For want of a nail the shoe was lost.
For want of a shoe the horse was lost.
For the want of a horse the rider was lost.
For the want of a rider the battle was lost.
For the want of a battle the kingdom was lost.
And all for the want of a horseshoe nail. – Anonymous

“For the want of a nail,” is an ancient proverb. The meaning is that something of great importance may depend on an apparently trivial detail. What do we consider important and what do we consider trivial?

Let us examine what we consider important. Material possessions, acquisitions, and hedonistic pleasures.

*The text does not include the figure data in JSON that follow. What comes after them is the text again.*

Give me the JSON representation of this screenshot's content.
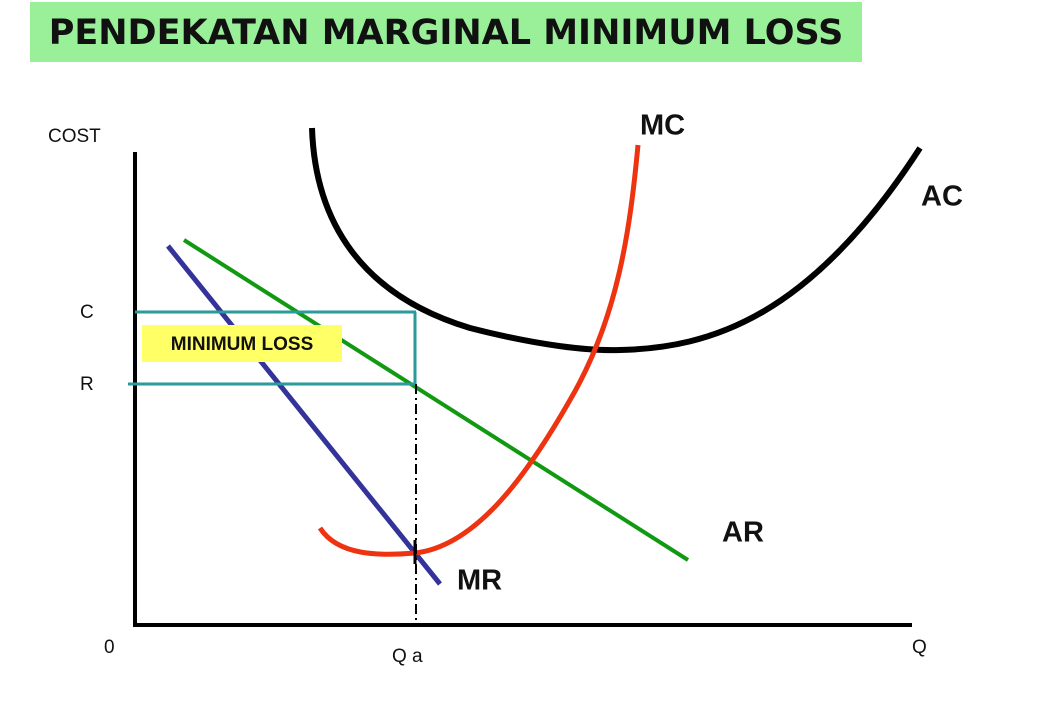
{
  "header": {
    "title": "PENDEKATAN MARGINAL MINIMUM LOSS"
  },
  "axes": {
    "y_label": "COST",
    "x_label": "Q",
    "origin": "0"
  },
  "levels": {
    "c": "C",
    "r": "R",
    "qa": "Q a"
  },
  "curves": {
    "mc": "MC",
    "ac": "AC",
    "ar": "AR",
    "mr": "MR"
  },
  "annotation": "MINIMUM LOSS"
}
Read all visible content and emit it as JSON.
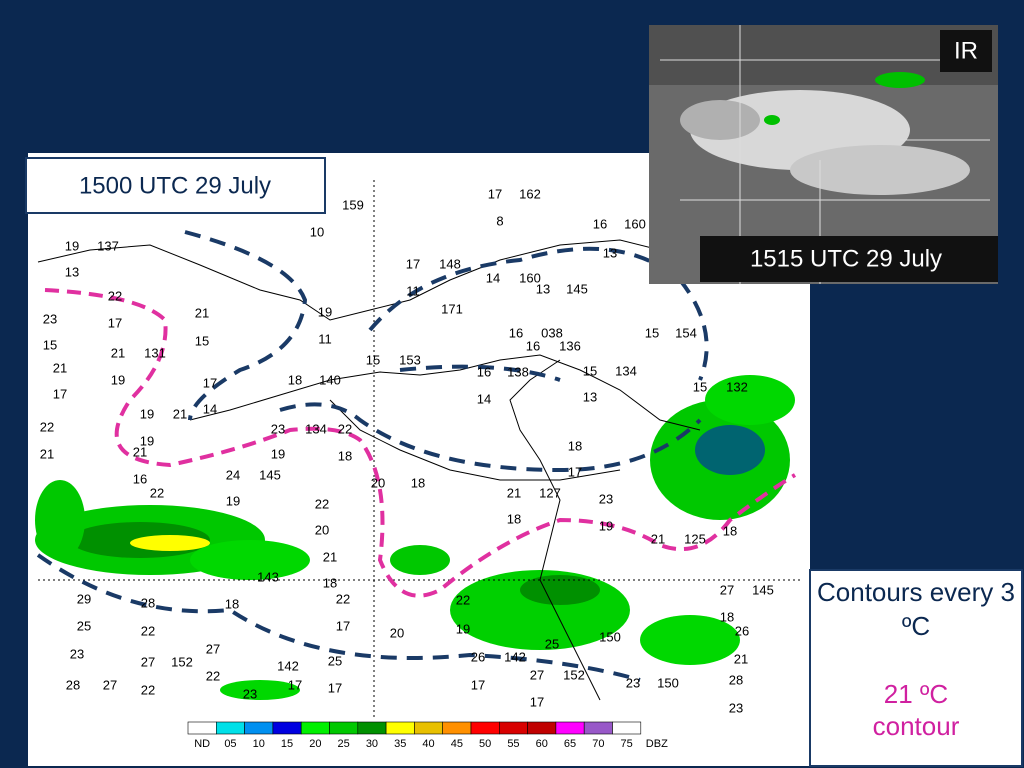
{
  "map_title": "1500 UTC 29 July",
  "ir_image": {
    "label": "IR",
    "time": "1515 UTC 29 July"
  },
  "notes": {
    "contours": "Contours every 3 ºC",
    "highlight": "21 ºC contour"
  },
  "legend": {
    "labels": [
      "ND",
      "05",
      "10",
      "15",
      "20",
      "25",
      "30",
      "35",
      "40",
      "45",
      "50",
      "55",
      "60",
      "65",
      "70",
      "75"
    ],
    "colors": [
      "#ffffff",
      "#00e0e8",
      "#0090f0",
      "#0000e0",
      "#00f000",
      "#00c800",
      "#009000",
      "#ffff00",
      "#e8c000",
      "#ff9000",
      "#ff0000",
      "#d80000",
      "#c00000",
      "#ff00ff",
      "#9858c8",
      "#ffffff"
    ],
    "unit": "DBZ"
  },
  "stations": [
    "19",
    "137",
    "13",
    "22",
    "23",
    "17",
    "15",
    "21",
    "131",
    "21",
    "19",
    "17",
    "19",
    "21",
    "14",
    "22",
    "21",
    "19",
    "21",
    "16",
    "22",
    "21",
    "15",
    "17",
    "18",
    "140",
    "23",
    "134",
    "22",
    "19",
    "18",
    "24",
    "145",
    "19",
    "22",
    "20",
    "21",
    "20",
    "18",
    "159",
    "10",
    "19",
    "11",
    "17",
    "162",
    "8",
    "16",
    "160",
    "13",
    "17",
    "148",
    "11",
    "14",
    "160",
    "13",
    "145",
    "171",
    "16",
    "038",
    "16",
    "136",
    "15",
    "154",
    "15",
    "153",
    "16",
    "138",
    "15",
    "134",
    "14",
    "13",
    "15",
    "132",
    "18",
    "17",
    "21",
    "127",
    "18",
    "23",
    "19",
    "21",
    "125",
    "18",
    "27",
    "145",
    "18",
    "26",
    "21",
    "28",
    "23",
    "29",
    "28",
    "25",
    "22",
    "23",
    "27",
    "152",
    "28",
    "27",
    "22",
    "18",
    "143",
    "18",
    "22",
    "17",
    "20",
    "22",
    "19",
    "26",
    "142",
    "17",
    "25",
    "150",
    "27",
    "152",
    "17",
    "23",
    "150",
    "25",
    "17",
    "17",
    "142",
    "23",
    "22",
    "27"
  ]
}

What is it we consider trivial? For many of us our spiritual health is neglected. We are not concerned about our feelings and emotions. Atmabhava is absent in our lives. Atmabhava means love for our fellow creatures. When we look at others, do we see ourselves in them? Do we observe Sanyam? Sanyam means self-control. Do we exercise self-control in our daily lives? Do we have control over our senses?

Dear ones, let us pay attention to what is considered by many of us as trivial.

A few days ago it was Makar Sankranti and it is of great significance and prayers are offered to the Sun God, Surya. The story behind its celebration is that a demon called Sankar Asur created chaos on earth. To destroy the demon, Goddess Sankranti descended from the heavens and defeated the demon. It symbolizes the end of winter and the onset of longer days. It also reflects the spirit of the agriculture and farming. Kites are flown, bonfires are lit and we feast. Jaggery and sesame sweets are eaten in the north and in the south, Pongal is made from the freshly harvested produce. One can donate grains and items related to the nine celestial bodies. It is called Tuladaan, which means donating grains equal to an individual’s weight. It has to be given to a truly needy person.

Let us follow what Swami Sivananda preached, love, serve and give.